Je suis un jumeau et je pense que ça a son importance : il existe quelqu'un à mes côtés qui vit un peu en symbiose avec moi mais qui pense et existe différemment. Cette gémellité a marqué mon rapport à la photographie qui se veut la moins monolithique possible, la moins documentaire possible, mais au contraire empreinte de duplicité, de doubles, de reflets...

Pouvez-vous nous en dire davantage sur ces interrogations ?
On ne sait jamais dans mes images si l'on y voit la réalité ou son reflet. Je joue sans cesse sur cette bascule où l'image virtuelle, celle du miroir, du reflet, devient, par un effet de mise au point, plus "vraie" que le "réel". J'ai débuté ces jeux optiques au milieu des années 1980 avec un projet sur l'Amérique latine intitulée Cités fragiles, où une place importante consacrée au double.

Je suis moi-même un jumeau et je pense que ça a son importance : il existe quelqu'un à mes côtés qui vit un peu en symbiose avec moi mais qui pense et existe différemment. Cette gémellité a marqué mon rapport à la photographie qui se veut la moins monolithique possible, la moins documentaire possible (je suis à l'opposé des Becher par exemple), mais au contraire empreinte de duplicité, de doubles, de reflets...
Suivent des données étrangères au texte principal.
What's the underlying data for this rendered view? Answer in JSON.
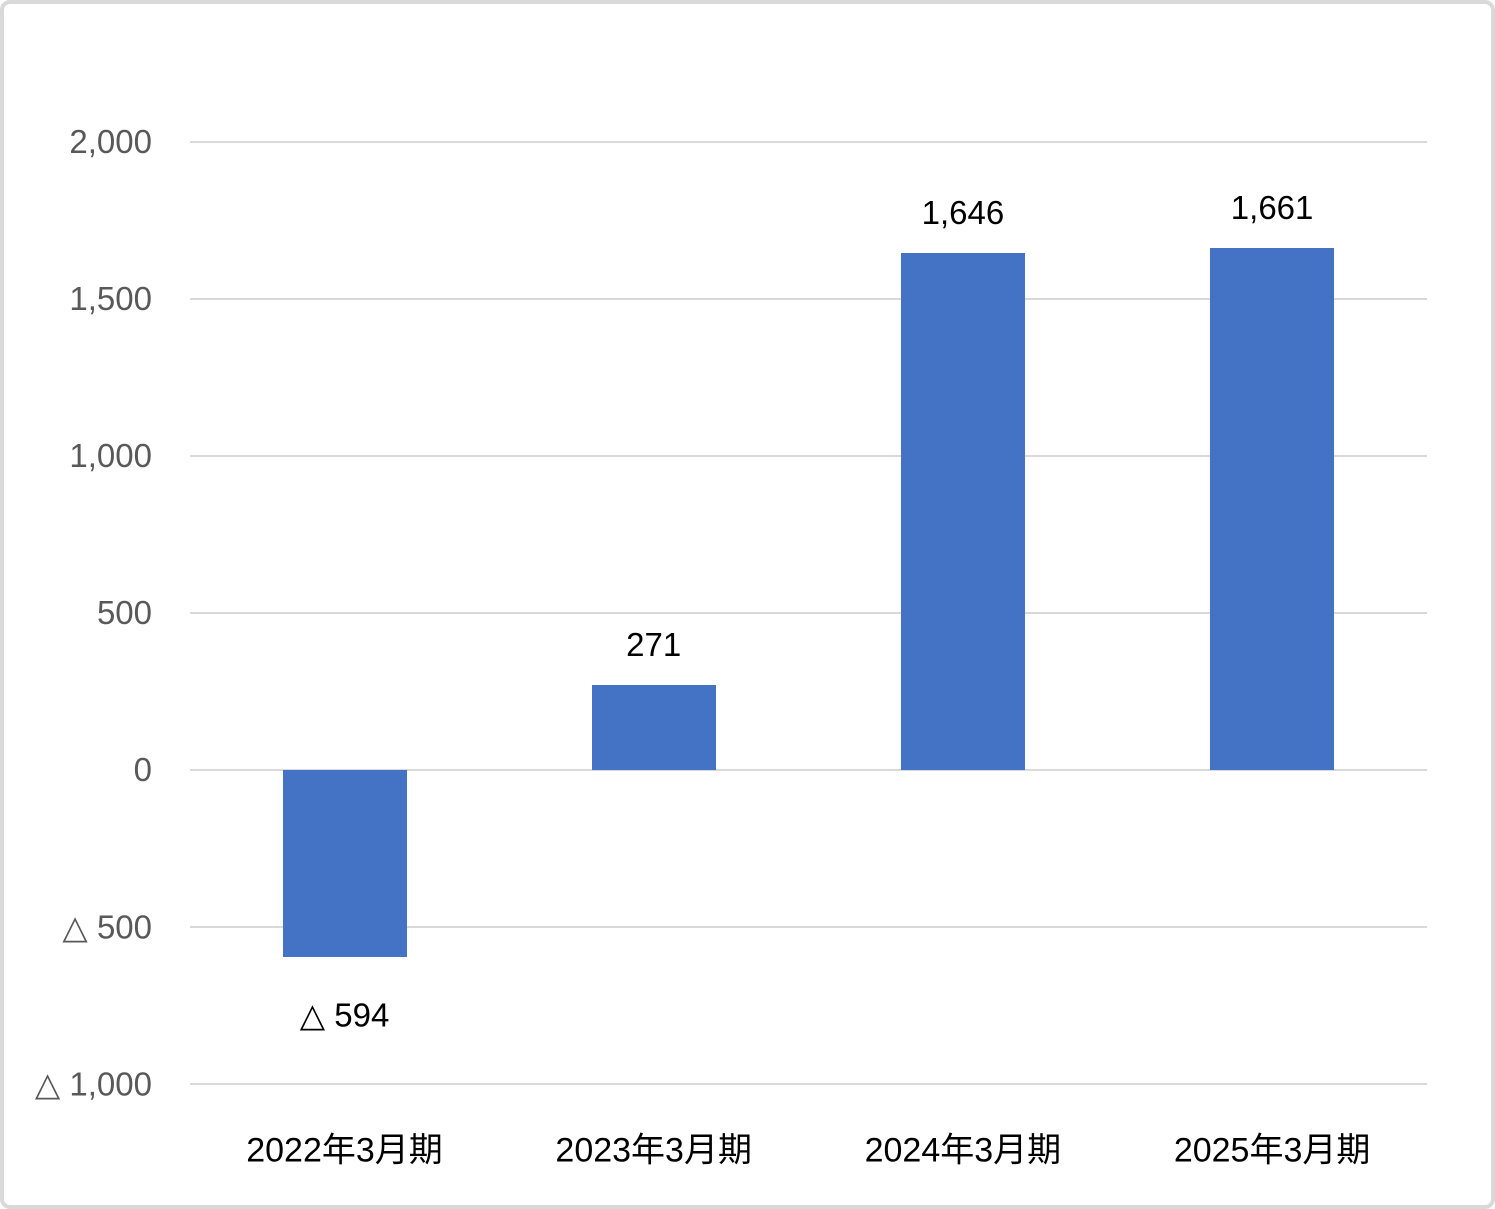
{
  "chart_data": {
    "type": "bar",
    "categories": [
      "2022年3月期",
      "2023年3月期",
      "2024年3月期",
      "2025年3月期"
    ],
    "values": [
      -594,
      271,
      1646,
      1661
    ],
    "data_labels": [
      "△ 594",
      "271",
      "1,646",
      "1,661"
    ],
    "ylim": [
      -1000,
      2000
    ],
    "y_ticks": [
      {
        "value": 2000,
        "label": "2,000"
      },
      {
        "value": 1500,
        "label": "1,500"
      },
      {
        "value": 1000,
        "label": "1,000"
      },
      {
        "value": 500,
        "label": "500"
      },
      {
        "value": 0,
        "label": "0"
      },
      {
        "value": -500,
        "label": "△ 500"
      },
      {
        "value": -1000,
        "label": "△ 1,000"
      }
    ],
    "grid": true,
    "legend": false,
    "negative_marker": "△",
    "colors": {
      "bar": "#4472c4",
      "gridline": "#d9d9d9",
      "axis_text": "#595959",
      "data_label_text": "#000000",
      "frame_border": "#d9d9d9",
      "background": "#ffffff"
    }
  }
}
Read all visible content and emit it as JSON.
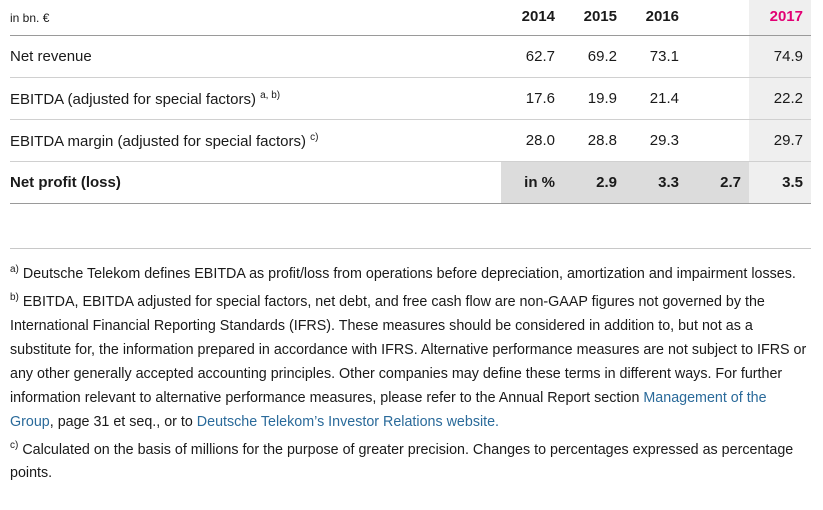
{
  "table": {
    "unit": "in bn. €",
    "years": [
      "2014",
      "2015",
      "2016",
      "2017"
    ],
    "rows": [
      {
        "label": "Net revenue",
        "note": "",
        "values": [
          "62.7",
          "69.2",
          "73.1",
          "74.9"
        ]
      },
      {
        "label": "EBITDA (adjusted for special factors)",
        "note": "a, b)",
        "values": [
          "17.6",
          "19.9",
          "21.4",
          "22.2"
        ]
      },
      {
        "label": "EBITDA margin (adjusted for special factors)",
        "note": "c)",
        "values": [
          "28.0",
          "28.8",
          "29.3",
          "29.7"
        ]
      }
    ],
    "profit": {
      "label": "Net profit (loss)",
      "unit": "in %",
      "values": [
        "2.9",
        "3.3",
        "2.7",
        "3.5"
      ]
    }
  },
  "footnotes": {
    "a": {
      "marker": "a)",
      "text": " Deutsche Telekom defines EBITDA as profit/loss from operations before depreciation, amortization and impairment losses."
    },
    "b": {
      "marker": "b)",
      "text": " EBITDA, EBITDA adjusted for special factors, net debt, and free cash flow are non-GAAP figures not governed by the International Financial Reporting Standards (IFRS). These measures should be considered in addition to, but not as a substitute for, the information prepared in accordance with IFRS. Alternative performance measures are not subject to IFRS or any other generally accepted accounting principles. Other companies may define these terms in different ways. For further information relevant to alternative performance measures, please refer to the Annual Report section ",
      "link1": "Management of the Group",
      "mid": ", page 31 et seq., or to ",
      "link2": "Deutsche Telekom’s Investor Relations website."
    },
    "c": {
      "marker": "c)",
      "text": " Calculated on the basis of millions for the purpose of greater precision. Changes to percentages expressed as percentage points."
    }
  },
  "colors": {
    "accent": "#e20074",
    "link": "#2a6a9a",
    "shade_light": "#efefef",
    "shade_dark": "#dcdcdc"
  }
}
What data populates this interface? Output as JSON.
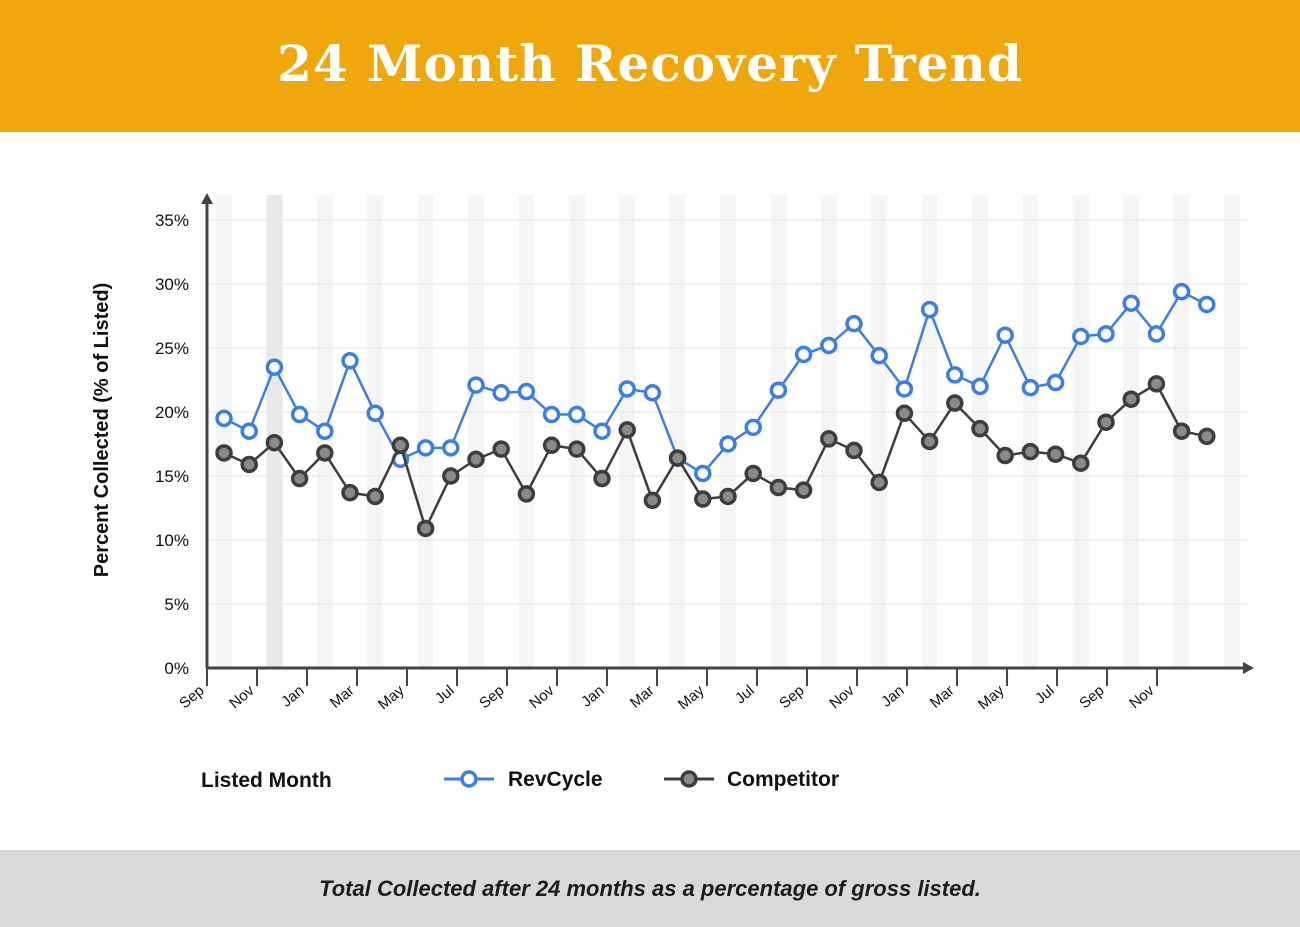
{
  "header": {
    "title": "24 Month Recovery Trend"
  },
  "footer": {
    "caption": "Total Collected after 24 months as a percentage of gross listed."
  },
  "colors": {
    "header_bg": "#f0a70c",
    "revcycle": "#3a7ee8",
    "competitor": "#3d3d3d",
    "footer_bg": "#d9d9d9"
  },
  "chart_data": {
    "type": "line",
    "title": "24 Month Recovery Trend",
    "xlabel": "Listed Month",
    "ylabel": "Percent Collected (% of Listed)",
    "ylim": [
      0,
      35
    ],
    "yticks": [
      "0%",
      "5%",
      "10%",
      "15%",
      "20%",
      "25%",
      "30%",
      "35%"
    ],
    "xticks": [
      "Sep",
      "Nov",
      "Jan",
      "Mar",
      "May",
      "Jul",
      "Sep",
      "Nov",
      "Jan",
      "Mar",
      "May",
      "Jul",
      "Sep",
      "Nov",
      "Jan",
      "Mar",
      "May",
      "Jul",
      "Sep",
      "Nov"
    ],
    "grid": true,
    "legend": "bottom",
    "series": [
      {
        "name": "RevCycle",
        "color": "#3a7ee8",
        "values": [
          19.5,
          18.5,
          23.5,
          19.8,
          18.5,
          24.0,
          19.9,
          16.3,
          17.2,
          17.2,
          22.1,
          21.5,
          21.6,
          19.8,
          19.8,
          18.5,
          21.8,
          21.5,
          16.4,
          15.2,
          17.5,
          18.8,
          21.7,
          24.5,
          25.2,
          26.9,
          24.4,
          21.8,
          28.0,
          22.9,
          22.0,
          26.0,
          21.9,
          22.3,
          25.9,
          26.1,
          28.5,
          26.1,
          29.4,
          28.4
        ],
        "marker_fill": "#ffffff"
      },
      {
        "name": "Competitor",
        "color": "#3d3d3d",
        "values": [
          16.8,
          15.9,
          17.6,
          14.8,
          16.8,
          13.7,
          13.4,
          17.4,
          10.9,
          15.0,
          16.3,
          17.1,
          13.6,
          17.4,
          17.1,
          14.8,
          18.6,
          13.1,
          16.4,
          13.2,
          13.4,
          15.2,
          14.1,
          13.9,
          17.9,
          17.0,
          14.5,
          19.9,
          17.7,
          20.7,
          18.7,
          16.6,
          16.9,
          16.7,
          16.0,
          19.2,
          21.0,
          22.2,
          18.5,
          18.1
        ],
        "marker_fill": "#8a8a8a"
      }
    ]
  }
}
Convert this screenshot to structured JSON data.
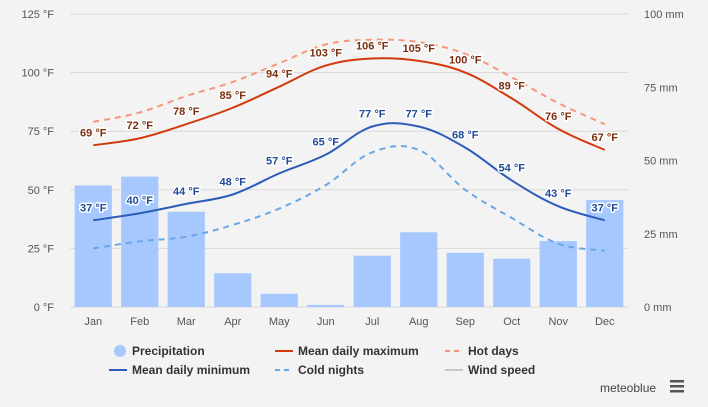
{
  "chart_data": {
    "type": "bar-line-combo",
    "categories": [
      "Jan",
      "Feb",
      "Mar",
      "Apr",
      "May",
      "Jun",
      "Jul",
      "Aug",
      "Sep",
      "Oct",
      "Nov",
      "Dec"
    ],
    "left_axis": {
      "unit": "°F",
      "min": 0,
      "max": 125,
      "ticks": [
        0,
        25,
        50,
        75,
        100,
        125
      ],
      "tick_labels": [
        "0 °F",
        "25 °F",
        "50 °F",
        "75 °F",
        "100 °F",
        "125 °F"
      ]
    },
    "right_axis": {
      "unit": "mm",
      "min": 0,
      "max": 100,
      "ticks": [
        0,
        25,
        50,
        75,
        100
      ],
      "tick_labels": [
        "0 mm",
        "25 mm",
        "50 mm",
        "75 mm",
        "100 mm"
      ]
    },
    "grid": true,
    "legend_position": "bottom",
    "series": [
      {
        "name": "Precipitation",
        "type": "bar",
        "axis": "right",
        "color": "#a6c8ff",
        "values": [
          41.5,
          44.5,
          32.5,
          11.5,
          4.5,
          0.7,
          17.5,
          25.5,
          18.5,
          16.5,
          22.5,
          36.5
        ]
      },
      {
        "name": "Mean daily maximum",
        "type": "line",
        "axis": "left",
        "color": "#d23a0e",
        "dashed": false,
        "values": [
          69,
          72,
          78,
          85,
          94,
          103,
          106,
          105,
          100,
          89,
          76,
          67
        ],
        "labels": [
          "69 °F",
          "72 °F",
          "78 °F",
          "85 °F",
          "94 °F",
          "103 °F",
          "106 °F",
          "105 °F",
          "100 °F",
          "89 °F",
          "76 °F",
          "67 °F"
        ],
        "label_color": "#7a2e0e"
      },
      {
        "name": "Hot days",
        "type": "line",
        "axis": "left",
        "color": "#f5977c",
        "dashed": true,
        "values": [
          79,
          83,
          90,
          96,
          104,
          112,
          114,
          113,
          108,
          98,
          87,
          78
        ]
      },
      {
        "name": "Mean daily minimum",
        "type": "line",
        "axis": "left",
        "color": "#2a5cb8",
        "dashed": false,
        "values": [
          37,
          40,
          44,
          48,
          57,
          65,
          77,
          77,
          68,
          54,
          43,
          37
        ],
        "labels": [
          "37 °F",
          "40 °F",
          "44 °F",
          "48 °F",
          "57 °F",
          "65 °F",
          "77 °F",
          "77 °F",
          "68 °F",
          "54 °F",
          "43 °F",
          "37 °F"
        ],
        "label_color": "#1f4a9a"
      },
      {
        "name": "Cold nights",
        "type": "line",
        "axis": "left",
        "color": "#6aa7e6",
        "dashed": true,
        "values": [
          25,
          28,
          30,
          35,
          42,
          52,
          66,
          67,
          50,
          38,
          27,
          24
        ]
      }
    ],
    "legend_extra": [
      {
        "name": "Wind speed",
        "color": "#c8c8c8",
        "disabled": true
      }
    ]
  },
  "legend": [
    {
      "label": "Precipitation",
      "kind": "dot",
      "color": "#a6c8ff"
    },
    {
      "label": "Mean daily maximum",
      "kind": "line",
      "color": "#d23a0e"
    },
    {
      "label": "Hot days",
      "kind": "dash",
      "color": "#f5977c"
    },
    {
      "label": "Mean daily minimum",
      "kind": "line",
      "color": "#2a5cb8"
    },
    {
      "label": "Cold nights",
      "kind": "dash",
      "color": "#6aa7e6"
    },
    {
      "label": "Wind speed",
      "kind": "line-disabled",
      "color": "#c8c8c8"
    }
  ],
  "brand": "meteoblue",
  "menu_icon": "hamburger-menu-icon"
}
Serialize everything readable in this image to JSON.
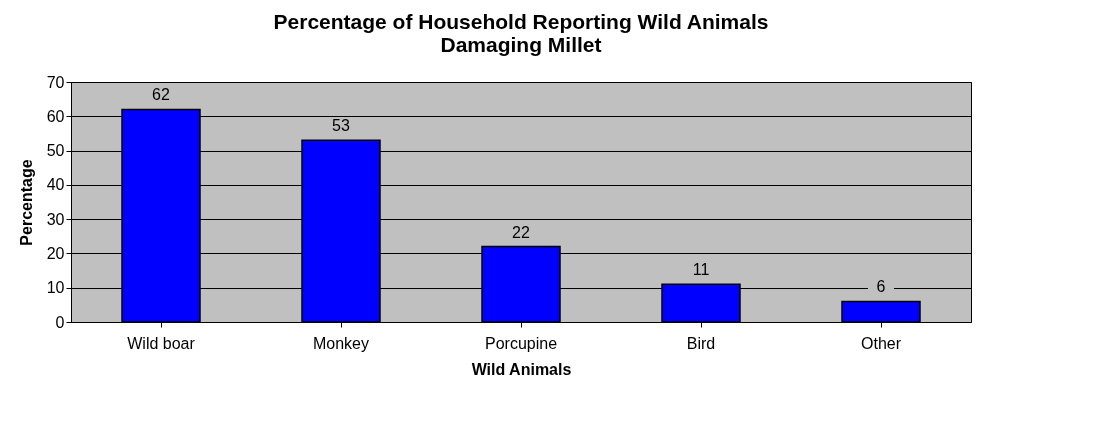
{
  "chart_data": {
    "type": "bar",
    "title": "Percentage of Household Reporting Wild Animals Damaging Millet",
    "xlabel": "Wild Animals",
    "ylabel": "Percentage",
    "categories": [
      "Wild boar",
      "Monkey",
      "Porcupine",
      "Bird",
      "Other"
    ],
    "values": [
      62,
      53,
      22,
      11,
      6
    ],
    "color": "#0000ff",
    "ylim": [
      0,
      70
    ],
    "yticks": [
      0,
      10,
      20,
      30,
      40,
      50,
      60,
      70
    ],
    "grid": "y",
    "data_labels": true
  }
}
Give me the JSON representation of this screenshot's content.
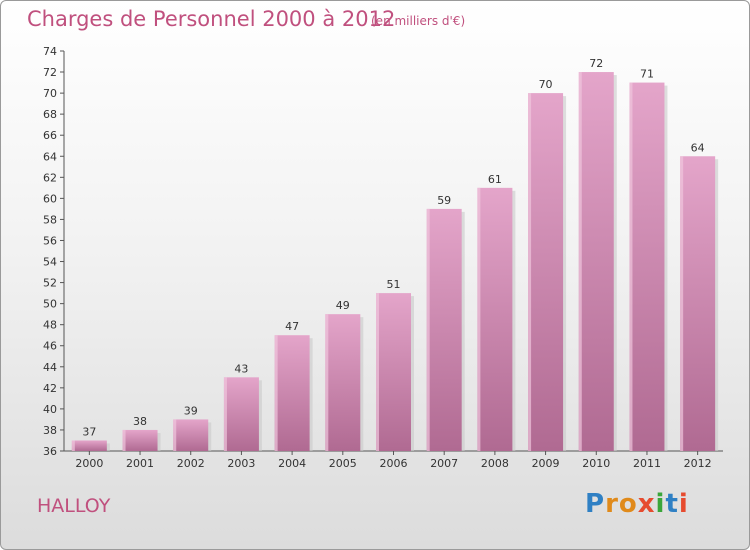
{
  "header": {
    "title": "Charges de Personnel 2000 à 2012",
    "subtitle": "(en milliers d'€)"
  },
  "footer": {
    "commune": "HALLOY",
    "logo": {
      "text": "Proxiti",
      "letters": [
        {
          "ch": "P",
          "color": "#2f80c4"
        },
        {
          "ch": "r",
          "color": "#e08a1a"
        },
        {
          "ch": "o",
          "color": "#e08a1a"
        },
        {
          "ch": "x",
          "color": "#e64b2f"
        },
        {
          "ch": "i",
          "color": "#3aa63a"
        },
        {
          "ch": "t",
          "color": "#2f80c4"
        },
        {
          "ch": "i",
          "color": "#e64b2f"
        }
      ]
    }
  },
  "chart_data": {
    "type": "bar",
    "title": "Charges de Personnel 2000 à 2012",
    "subtitle": "(en milliers d'€)",
    "xlabel": "",
    "ylabel": "",
    "categories": [
      "2000",
      "2001",
      "2002",
      "2003",
      "2004",
      "2005",
      "2006",
      "2007",
      "2008",
      "2009",
      "2010",
      "2011",
      "2012"
    ],
    "values": [
      37,
      38,
      39,
      43,
      47,
      49,
      51,
      59,
      61,
      70,
      72,
      71,
      64
    ],
    "ylim": [
      36,
      74
    ],
    "yticks": [
      36,
      38,
      40,
      42,
      44,
      46,
      48,
      50,
      52,
      54,
      56,
      58,
      60,
      62,
      64,
      66,
      68,
      70,
      72,
      74
    ],
    "grid": false,
    "legend": "none",
    "bar_color": "#d992bb",
    "bar_color_dark": "#b06a92"
  }
}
Quelles ont été vos influences ?
Elles sont nombreuses et ont beaucoup varié selon le temps... Paul Strand m'a marqué dans mes débuts à la chambre, ainsi que Robert Frank, Lee Friedlander, Josef Koudelka et ses contrastes, la force de ses images... Plus récemment, ce sont les photographes japonais qui m'ont beaucoup intéressé et, notamment, leur rapport au monde urbain.

Mais le livre de photographies qui m'a le plus profondément marqué reste paradoxalement Nothing personal de Richard Avedon [sorti en 1964, il rassemble des portraits d'anonymes, de militants, de politiciens, d'artistes..., NdlR]. Contrairement à Avedon, je fais très peu de portraits, mais le contenu social et politique du livre, ainsi que le texte de James Baldwin [figure du mouvement pour les droits civiques aux États-Unis, NdlR], m'ont incroyablement intéressé !

Parmi les images exposées au Réverbère, quelle est votre image "coup de cœur" et en même temps représentative de votre travail ?
C'est sans doute Roman, Île d'Orléans, prise au Québec en 2001. C'est une image plutôt indéfinie où l'on voit une sorte de cabane prise en plongée et, au premier plan, une forme indéterminable, onirique, floue... C'est à la fois l'image d'un fantasme et une image où le spectateur perd ses repères visuels habituels.